I’ve had a few queries about decisions on .NET Core versions. Here’s some key points to help you make an informed decision. Remember, no support means no security updates! Microsoft’s ‘Modern Lifecycle Policy’ is going to keep us on our toes and require a little more forward planning than Framework did, I think.
Please do comment if I make any factual errors – easy to do so during this transition in policies.
The Long-Term Support Path
.NET Core 2.1 is the stable Long-Term Support (LTS) release, supported to around August 2021. It is recommended for all new projects, particularly applications that won’t be updated often. .NET 3.1 will be the next LTS release, dropping around November 2019, with 2.1 support cover until August 2021 to upgrade.
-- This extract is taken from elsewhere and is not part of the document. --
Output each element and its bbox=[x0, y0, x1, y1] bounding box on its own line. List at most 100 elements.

Note that ASP .NET Core 3.x is not going to run on Framework, so definitely do not upgrade anything to 2.2 that you wish to continue running on Framework.
There might be implications for Core applications currently running on Framework when 2.1 goes out of support. Not sure yet – there is extended support for running ASP.NET Core 2.1 on Framework that would see ASP.NET Core 2.1 related packages being supported indefinitely. We’ll have to wait and see; the intention is still for everyone to full migrate.
The ‘Current’ Path
.NET Core 2.2 is a ‘Current’ release, expected to end support in December 2019. Only use this if you really need the latest features on the ‘current train’ and can resource the manual update cadence that follows. Based on known dates from MS, to remain in support, 2.2 applications would need to be upgraded to 3.0 by around December 2019, 3 months after release; and again, around February 2020 up to 3.1.
Versions you should not be using
.NET Core 1.0 and 1.1 will end support 27 June 2019 so needs upgrading to either 2.1 or 2.2 asap.
.NET Core 2.0 ended support 1 October 2018 and should now be on either 2.1 or 2.2.